Juan Jurado
Empezaré por aquí: hoy soy consciente, más que nunca, de que una de las herencias democráticas más importantes que la Historia nos ofrece es la literatura en el exilio, es decir, los textos escritos por mujeres y hombres con la herida de la ausencia y el desarraigo supurando y anegándoles el alma.
Hoy, pido perdón a esas mujeres y a esos hombres que siempre me han representado por no ser digno de tal herencia, por no haberles devuelto, lágrima por lágrima, sudor por sudor, rabia por rabia, miedo por miedo, todo lo que sus escritos me estaban ofreciendo.
Hoy, les pido perdón porque, cuando pude hacerlo, no lo hice ni en la medida ni con la justicia que merecen. Durante muchos años, he compartido con mi alumnado la denominada «literatura del exilio» con una definición académica, sin alma: obras literarias escritas por autores y autoras fuera de España tras la Guerra Civil.
Hoy reconozco muy a pesar mío que esas clases las impartí en tercera persona, hablando del dolor de otros y otras, que no del mío. Hoy, si la vida me diera la oportunidad de desandar el camino, no sería así, porque, en puridad, en justicia, exiliadas fuimos todas las personas capaces de imaginar una España democrática, plural y justa, una España republicana.
Hoy, le intentaría transmitir en el aula, a través de sus palabras tan cercanas y tan distantes, el dolor que rezumaban sus historias, la ansiedad que produce el sufrimiento de la ausencia, de la sed insaciable en árbol privado de raíces, de la muerte en vida.
Hoy, mi clase estaría en primera persona, en un «nosotros y nosotras» solidario y digno. Porque hoy, esta democracia sedienta que sufrimos debiera buscar sus raíces en esos textos, en la memoria viva de esas mujeres y hombres que, con el dolor de su ausencia, nos trazaron el camino hacia la justicia, la igualdad y la libertad.
Escribió Max Aub (*) cuando volvió a España en los años finales de la dictadura, tras retornar a México con una tristeza infinita, que no reconocía a la España que él había tenido que abandonar, que se había encontrado una España gris, adormecida en una especie de limbo construido a base de miedo y olvido. La nube tóxica que la dictadura había sabido crear, una atmósfera en blanco y negro, como el NO-DO, que cubría las calles y las plazas.

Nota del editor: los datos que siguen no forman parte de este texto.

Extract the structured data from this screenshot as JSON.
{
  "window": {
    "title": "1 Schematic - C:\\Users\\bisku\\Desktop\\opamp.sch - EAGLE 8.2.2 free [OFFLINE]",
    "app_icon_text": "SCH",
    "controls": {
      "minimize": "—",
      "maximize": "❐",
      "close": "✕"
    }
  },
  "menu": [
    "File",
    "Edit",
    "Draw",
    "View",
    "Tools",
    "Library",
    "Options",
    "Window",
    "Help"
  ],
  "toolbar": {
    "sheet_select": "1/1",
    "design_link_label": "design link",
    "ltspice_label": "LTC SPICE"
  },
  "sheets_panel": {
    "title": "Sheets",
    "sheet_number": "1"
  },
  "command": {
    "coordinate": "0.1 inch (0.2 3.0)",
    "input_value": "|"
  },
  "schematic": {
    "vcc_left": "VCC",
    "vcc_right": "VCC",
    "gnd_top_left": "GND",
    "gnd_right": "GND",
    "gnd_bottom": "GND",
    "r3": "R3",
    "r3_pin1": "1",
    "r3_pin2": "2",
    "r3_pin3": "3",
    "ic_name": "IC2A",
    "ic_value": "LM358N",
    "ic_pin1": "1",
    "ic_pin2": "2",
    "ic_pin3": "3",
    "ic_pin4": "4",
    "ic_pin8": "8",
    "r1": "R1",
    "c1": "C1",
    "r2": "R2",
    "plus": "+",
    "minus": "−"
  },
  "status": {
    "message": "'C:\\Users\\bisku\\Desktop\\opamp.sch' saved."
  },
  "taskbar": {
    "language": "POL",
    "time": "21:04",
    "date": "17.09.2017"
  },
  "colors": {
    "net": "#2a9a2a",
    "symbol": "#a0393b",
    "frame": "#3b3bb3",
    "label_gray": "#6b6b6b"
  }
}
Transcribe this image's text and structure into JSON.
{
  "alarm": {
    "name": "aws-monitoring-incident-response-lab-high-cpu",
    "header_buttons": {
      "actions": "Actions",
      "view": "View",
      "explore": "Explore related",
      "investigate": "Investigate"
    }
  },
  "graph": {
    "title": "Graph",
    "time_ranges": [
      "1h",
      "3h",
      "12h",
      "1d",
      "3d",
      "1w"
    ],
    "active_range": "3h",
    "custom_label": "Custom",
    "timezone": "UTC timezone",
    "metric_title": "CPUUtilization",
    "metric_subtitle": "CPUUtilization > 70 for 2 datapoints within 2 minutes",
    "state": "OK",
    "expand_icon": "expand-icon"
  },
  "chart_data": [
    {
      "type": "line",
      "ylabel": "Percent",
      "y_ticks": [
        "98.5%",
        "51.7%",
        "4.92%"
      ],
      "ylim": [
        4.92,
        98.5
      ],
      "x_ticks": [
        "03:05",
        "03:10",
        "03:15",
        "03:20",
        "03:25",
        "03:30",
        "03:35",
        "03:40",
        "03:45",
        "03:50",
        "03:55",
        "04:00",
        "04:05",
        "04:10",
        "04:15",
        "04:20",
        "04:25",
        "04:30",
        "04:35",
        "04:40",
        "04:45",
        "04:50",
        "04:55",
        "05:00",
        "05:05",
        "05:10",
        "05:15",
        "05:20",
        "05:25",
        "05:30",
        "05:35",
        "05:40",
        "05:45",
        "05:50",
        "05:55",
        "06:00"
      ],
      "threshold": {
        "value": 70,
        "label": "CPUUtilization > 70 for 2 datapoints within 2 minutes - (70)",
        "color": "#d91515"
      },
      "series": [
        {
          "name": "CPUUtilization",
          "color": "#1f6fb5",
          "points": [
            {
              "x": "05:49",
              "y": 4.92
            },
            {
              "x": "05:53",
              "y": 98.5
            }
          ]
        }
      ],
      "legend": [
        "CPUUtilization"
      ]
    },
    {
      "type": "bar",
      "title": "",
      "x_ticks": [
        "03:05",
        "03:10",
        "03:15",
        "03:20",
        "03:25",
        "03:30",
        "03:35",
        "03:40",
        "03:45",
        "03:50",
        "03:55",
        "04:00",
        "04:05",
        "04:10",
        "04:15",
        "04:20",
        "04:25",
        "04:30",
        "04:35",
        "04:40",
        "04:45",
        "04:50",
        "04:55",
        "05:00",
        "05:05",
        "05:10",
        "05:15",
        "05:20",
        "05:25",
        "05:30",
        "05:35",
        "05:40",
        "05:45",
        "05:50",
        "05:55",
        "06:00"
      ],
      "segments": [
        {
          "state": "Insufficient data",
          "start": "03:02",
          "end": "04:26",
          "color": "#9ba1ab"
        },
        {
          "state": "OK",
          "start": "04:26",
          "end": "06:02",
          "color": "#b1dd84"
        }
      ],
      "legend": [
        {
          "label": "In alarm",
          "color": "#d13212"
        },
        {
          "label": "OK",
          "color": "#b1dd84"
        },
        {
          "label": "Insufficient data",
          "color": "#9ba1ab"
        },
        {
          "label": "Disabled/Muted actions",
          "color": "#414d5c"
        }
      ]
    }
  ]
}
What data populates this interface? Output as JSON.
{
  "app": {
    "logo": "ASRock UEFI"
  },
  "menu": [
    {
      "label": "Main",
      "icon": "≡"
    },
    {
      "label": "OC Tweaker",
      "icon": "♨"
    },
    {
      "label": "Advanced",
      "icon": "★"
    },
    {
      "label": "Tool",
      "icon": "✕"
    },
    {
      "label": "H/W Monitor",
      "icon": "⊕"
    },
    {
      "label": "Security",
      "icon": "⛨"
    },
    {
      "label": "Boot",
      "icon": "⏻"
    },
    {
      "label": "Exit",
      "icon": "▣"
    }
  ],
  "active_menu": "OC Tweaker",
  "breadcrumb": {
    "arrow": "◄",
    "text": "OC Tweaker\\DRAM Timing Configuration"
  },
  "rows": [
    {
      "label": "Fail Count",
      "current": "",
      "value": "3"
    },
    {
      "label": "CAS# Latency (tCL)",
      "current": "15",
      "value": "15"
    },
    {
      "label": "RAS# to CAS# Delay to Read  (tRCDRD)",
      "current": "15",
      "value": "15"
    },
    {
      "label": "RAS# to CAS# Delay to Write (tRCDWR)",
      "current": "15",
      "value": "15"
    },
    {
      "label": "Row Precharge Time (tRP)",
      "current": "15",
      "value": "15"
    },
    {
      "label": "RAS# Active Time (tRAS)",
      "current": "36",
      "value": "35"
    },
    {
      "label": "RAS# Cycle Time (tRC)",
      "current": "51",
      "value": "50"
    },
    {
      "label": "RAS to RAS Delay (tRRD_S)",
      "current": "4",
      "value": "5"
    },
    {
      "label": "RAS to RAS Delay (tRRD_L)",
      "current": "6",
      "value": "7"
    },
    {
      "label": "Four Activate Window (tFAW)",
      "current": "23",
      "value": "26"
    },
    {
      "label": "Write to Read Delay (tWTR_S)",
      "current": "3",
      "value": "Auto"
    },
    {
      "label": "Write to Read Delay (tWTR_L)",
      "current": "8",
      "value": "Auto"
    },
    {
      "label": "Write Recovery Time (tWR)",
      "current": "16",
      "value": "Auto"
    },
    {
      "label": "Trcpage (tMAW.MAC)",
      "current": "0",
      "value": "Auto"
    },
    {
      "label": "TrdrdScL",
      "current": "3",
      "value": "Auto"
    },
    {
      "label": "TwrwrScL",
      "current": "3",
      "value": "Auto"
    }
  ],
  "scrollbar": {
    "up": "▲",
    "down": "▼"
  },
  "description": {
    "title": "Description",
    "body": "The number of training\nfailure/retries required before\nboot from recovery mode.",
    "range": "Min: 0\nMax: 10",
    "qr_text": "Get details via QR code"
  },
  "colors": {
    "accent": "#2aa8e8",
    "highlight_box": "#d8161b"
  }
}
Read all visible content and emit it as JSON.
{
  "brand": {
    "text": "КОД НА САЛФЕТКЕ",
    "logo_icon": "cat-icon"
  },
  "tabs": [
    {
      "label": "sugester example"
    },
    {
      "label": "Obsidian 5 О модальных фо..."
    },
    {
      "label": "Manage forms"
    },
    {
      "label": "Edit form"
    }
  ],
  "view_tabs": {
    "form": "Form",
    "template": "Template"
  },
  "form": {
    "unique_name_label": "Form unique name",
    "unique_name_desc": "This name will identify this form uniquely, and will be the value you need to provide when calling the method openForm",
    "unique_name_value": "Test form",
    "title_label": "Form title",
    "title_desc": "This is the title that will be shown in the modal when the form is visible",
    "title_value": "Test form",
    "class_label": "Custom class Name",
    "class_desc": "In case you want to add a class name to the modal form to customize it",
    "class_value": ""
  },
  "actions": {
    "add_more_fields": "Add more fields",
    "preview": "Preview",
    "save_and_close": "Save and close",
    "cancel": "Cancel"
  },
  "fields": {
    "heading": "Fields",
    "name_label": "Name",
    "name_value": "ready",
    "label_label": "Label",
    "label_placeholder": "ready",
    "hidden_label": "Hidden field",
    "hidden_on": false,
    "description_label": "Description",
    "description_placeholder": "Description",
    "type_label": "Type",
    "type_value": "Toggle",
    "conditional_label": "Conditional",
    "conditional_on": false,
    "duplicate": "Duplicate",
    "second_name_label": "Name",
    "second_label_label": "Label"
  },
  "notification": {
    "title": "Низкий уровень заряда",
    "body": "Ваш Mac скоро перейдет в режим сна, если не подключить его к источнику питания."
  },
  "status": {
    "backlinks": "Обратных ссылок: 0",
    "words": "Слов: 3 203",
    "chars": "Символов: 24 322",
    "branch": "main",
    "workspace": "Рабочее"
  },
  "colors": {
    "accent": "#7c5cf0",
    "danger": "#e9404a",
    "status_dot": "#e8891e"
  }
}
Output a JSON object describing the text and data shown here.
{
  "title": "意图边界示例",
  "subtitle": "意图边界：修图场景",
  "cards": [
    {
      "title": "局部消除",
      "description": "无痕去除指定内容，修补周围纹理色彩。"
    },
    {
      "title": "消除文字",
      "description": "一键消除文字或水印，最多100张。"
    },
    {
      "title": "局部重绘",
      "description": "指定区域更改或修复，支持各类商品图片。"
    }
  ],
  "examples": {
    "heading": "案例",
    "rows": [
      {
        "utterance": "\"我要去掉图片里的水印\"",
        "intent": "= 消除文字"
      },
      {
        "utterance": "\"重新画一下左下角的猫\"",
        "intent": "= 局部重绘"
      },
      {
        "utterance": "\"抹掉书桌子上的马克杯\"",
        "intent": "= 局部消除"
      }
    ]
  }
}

La «revolución pasiva», en palabras del profesor Villacañas Berlanga (*) había hecho su trabajo, el necesario para que, cuando llegara el momento de hablar de aquellos años para el olvido, se hiciera en tercera persona, porque esos años para olvidar, fueron otros y otras los que los vivieron, personas del exterior de la crisálida mentirosa que habitamos, fueron las vencidas y los vencidos y la Historia nos la han seguido contando los vencedores.
Hoy, seguramente tarde, quiero decir que fui entonces y sigo siendo ahora un exiliado y que, con ese espíritu, volveré a hacer míos sus textos dignos, los de Max Aub, los de Teresa León, los de Francisco Ayala, los de Rosa Chacel, los de Ramón J. Sénder, los de tantas escritoras y escritores que quisieron hacer de su dolor palabra y de su palabra semilla democrática de futuro.